Simones y taxis
Aún alcanza la memoria infantil -con las ansias de la nostalgia, Señor, ese tiempo de la niñez que nunca analizamos- el coche de caballos, como derrotada alternativa de los primeros taxis madrileños, negros, feos, petardeantes, de dos tarifas, según la gente que cupiera, y algo así como 25 y 40 céntimos la bajada de bandera.En aquel caos que era la circulación, hacia 1925, cuando quizá los vehículos circulaban a la inglesa, por la izquierda, o por donde les daba la real gana, sólo mantenían el forzoso rumbo los tranvías, alarmando las calles la campana que accionaba el conductor con el pie; para frenar, en las cuestas abajo, dosificaba con maestría el puñado de arena húmeda, lanzado por un tubo sobre los raíles y las ruedas de hierro. Como cabe suponer, el niño que fui no disfrutaba de autonomía y los viajes en simón fueron acompañando a gente mayor. Lo de "y al caballo, una torrija", no alcancé a escucharlo.

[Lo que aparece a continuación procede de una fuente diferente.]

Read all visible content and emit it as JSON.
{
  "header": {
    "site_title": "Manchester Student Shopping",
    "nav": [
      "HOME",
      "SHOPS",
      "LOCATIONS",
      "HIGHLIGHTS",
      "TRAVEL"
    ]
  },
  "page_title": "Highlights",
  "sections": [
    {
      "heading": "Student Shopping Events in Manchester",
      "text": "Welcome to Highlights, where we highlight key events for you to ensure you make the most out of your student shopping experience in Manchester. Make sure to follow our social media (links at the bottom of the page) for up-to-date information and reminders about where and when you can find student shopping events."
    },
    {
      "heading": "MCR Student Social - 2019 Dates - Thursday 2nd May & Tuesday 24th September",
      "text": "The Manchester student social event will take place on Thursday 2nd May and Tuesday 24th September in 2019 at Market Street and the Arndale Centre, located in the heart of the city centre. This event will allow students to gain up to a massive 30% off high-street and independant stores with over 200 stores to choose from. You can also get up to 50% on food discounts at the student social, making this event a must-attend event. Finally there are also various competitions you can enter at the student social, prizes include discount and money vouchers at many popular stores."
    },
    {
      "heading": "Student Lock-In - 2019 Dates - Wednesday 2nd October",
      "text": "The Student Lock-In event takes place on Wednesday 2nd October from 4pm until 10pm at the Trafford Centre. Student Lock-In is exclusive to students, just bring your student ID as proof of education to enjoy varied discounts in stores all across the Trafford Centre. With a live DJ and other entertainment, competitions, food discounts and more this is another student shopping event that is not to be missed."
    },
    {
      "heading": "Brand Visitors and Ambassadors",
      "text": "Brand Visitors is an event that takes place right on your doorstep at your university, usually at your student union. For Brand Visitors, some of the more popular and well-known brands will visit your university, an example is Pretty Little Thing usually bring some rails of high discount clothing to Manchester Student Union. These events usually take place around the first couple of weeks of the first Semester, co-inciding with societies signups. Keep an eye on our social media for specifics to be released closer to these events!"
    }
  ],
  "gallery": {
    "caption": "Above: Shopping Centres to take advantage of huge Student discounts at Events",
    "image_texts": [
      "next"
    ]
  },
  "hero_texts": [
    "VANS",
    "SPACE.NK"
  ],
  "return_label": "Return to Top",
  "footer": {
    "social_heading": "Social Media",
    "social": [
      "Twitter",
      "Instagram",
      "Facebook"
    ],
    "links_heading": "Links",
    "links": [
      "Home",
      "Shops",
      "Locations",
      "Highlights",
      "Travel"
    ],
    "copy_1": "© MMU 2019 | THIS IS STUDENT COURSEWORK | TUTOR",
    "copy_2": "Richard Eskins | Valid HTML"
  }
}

Sin embargo, sobrevivieron a la guerra civil y lo recuerdo bien, porque uno de los últimos pernoctaba en las proximidades de mi domicilio chamberilero, entre las calles de Jordán y Cardenal Cisneros, cerca de una vaquería que perfumaba la esquina con el vaho de las vacas estabuladas y el olor de la paja mezclada con residuos amoniacales. ¿Llegaron los cocheros a convertirse en taxistas? Lo dudo, pues aquel fue antiguo oficio, donde el hijo heredaba el jamelgo al que tener cariño, acongojarse con sus fiebres y también arrimarse a su calor en las madrugadas heladoras. Hoy son reliquia para cortos recorridos turísticos por las ciudades mediterráneas y andaluzas.
Llegamos al taxi de hoy. Si los antecesores filosofaban encaramados en el pescante, éstos se han echado la vida a la espalda, por donde les llega la voz que indica el destino, el palique del cliente charlatán y, demasiado a menudo, el frío de la navaja o la pistola, para llevarse 10 horas de esfuerzo, la bolsa o la vida.
Cada ciudad tiene el taxista de su talla. Muchos neoyorquinos no conocen ni el idioma ni el callejero, africanos y asiáticos perdidos en la Gran Manzana. El parisiense tiene pobre fama entre nosotros, en general malhumorado, como si sospechara o temiera, sin fundamento, que no le vamos a dar propina. El romano, desde que cerramos la portezuela se dispone a engañarnos, eso sí, con gran donaire. En Barcelona suelen ser, como en Madrid, zamoranos o de Almería, no me pregunten por qué, igual que los serenos eran de Mondoñedo o Cangas de Onís.
Dicen que alguno alterna el volante con la gorra del guardia municipal; nunca encontré quien defendiese la sufrida y poco afortunada institución, ni aprobase la crónica ausencia de agentes ordenando el tráfico.
Debe ser la suya tarea sumamente vocacional, pues rarísima vez parecen satisfechos de la ecuación esfuerzo-ganancia. Son, en nuestra ciudad, varios miles, englobados entre dos extremos: el denostado, que embauca al forastero con un innecesario y costoso circuito turístico, hasta el abnegado que se improvisa comadrona o resuelve la urgencia tan bien como, la más experta y veloz de las ambulancias.
Puede responderse de la honradez de todos (salvo la ínfima cuota que confirma la regla) y tengo la impresión de que el secreto deseo de cualquier taxista es encontrar, en el asiento trasero, un portafolios con siete millones de pesetas. No para guardárselos, no, todo lo contrario: indagar, sin reparar esfuerzos en la pesquisa y devolver el tesoro, rechazando -hasta cierto punto, no somos de piedra- cualquier recompensa, cuando la haya, que abunda el desmemoriado rácano suelto. Imagino que es un momento de gloria, pues son francamente escasas las oportunidades de poder demostrar, públicamente, que somos honestos.
La plegaria cotidiana del taxista contemporáneo va dirigida, en primer lugar, a librarse del ataque del sujeto dominado por el mono y, en segundo término, eludir la mala suerte de sentarle la mano, en defensa propia. Esto podría resultar más oneroso que si se hubiera dejado atracar mansamente. Detrás del malhechor puede agazaparse un juez sorprendentemente severo. Ocurre.